I then saw a glimpse of my brother and me and somehow seemed to understand it was a previous life, where I was much older than him and was like a mother to him (in this life, he is older than me). I saw in that life I was very protective towards him. I suddenly became aware he was on the plane to come and see me, and felt "I can't do this to him. I can't let him come and see me dead". Then I also saw how my husband's purpose was linked to mine, and how we had decided to come and experience this life together. If I went, he would probably follow soon after.
I was made to understand – as tests had been taken for my organ functions and the results were not out yet – that if I chose life, the results would show that my organs were functioning normally. If I chose death, the results would show organ failure as the cause of death, due to cancer. I was able to change the outcome of the tests by my choice!

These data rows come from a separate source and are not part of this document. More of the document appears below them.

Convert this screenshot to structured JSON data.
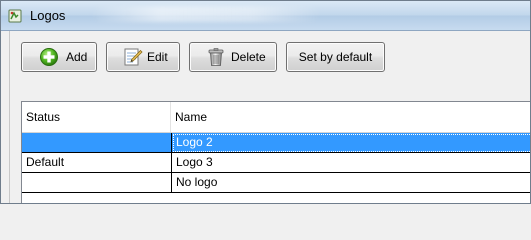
{
  "window": {
    "title": "Logos",
    "icon": "app-icon"
  },
  "toolbar": {
    "add": {
      "label": "Add",
      "icon": "add-green-plus-icon"
    },
    "edit": {
      "label": "Edit",
      "icon": "notepad-pencil-icon"
    },
    "delete": {
      "label": "Delete",
      "icon": "trash-can-icon"
    },
    "set_default": {
      "label": "Set by default"
    }
  },
  "table": {
    "columns": [
      "Status",
      "Name"
    ],
    "rows": [
      {
        "status": "",
        "name": "Logo 2",
        "selected": true
      },
      {
        "status": "Default",
        "name": "Logo 3",
        "selected": false
      },
      {
        "status": "",
        "name": "No logo",
        "selected": false
      }
    ]
  },
  "colors": {
    "selection": "#3399ff",
    "titlebar": "#c2d7ec"
  }
}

I made my choice to live. As I started to wake up (in a very confused state, as I could not at that time tell which side of the veil I was on), the doctors came rushing into the room with big smiles on their faces saying to my family, "Good news! We got the results and her organs are functioning. We can't believe it!! Her body really did seem like it had shut down!"
After that, I began to recover rapidly. The doctors waited for me to become stable enough to do a lymph node biopsy to track the type of cancer cells. Once completed, they could not find a single lymph node big enough to suggest cancer. Yet upon entering the hospital my body had been filled with swollen lymph nodes. They then did a bone marrow biopsy to assess the cancer activity so that they could adjust the chemotherapy according to the disease. Yet there wasn't any cancer in the bone marrow.
The doctors were very confused, but told me it must have been a rapid response to the chemo. Because they themselves were unable to understand what was going on, they made me undergo test after test, all of which I passed with flying colors. Clearing every test empowered me even more! I had a full body scan, and because they couldn't believe they didn't find anything, they made the radiologist repeat it again!!!!
Because of my experience, I am now sharing with everyone I know that miracles are possible in our lives every day. After what I have seen, I realize that absolutely anything is possible, and that we did not come here to suffer. Life is supposed to be great, and we are very, very loved. The way I look at life has changed dramatically. I am so glad to have been given a second chance to experience "heaven on earth".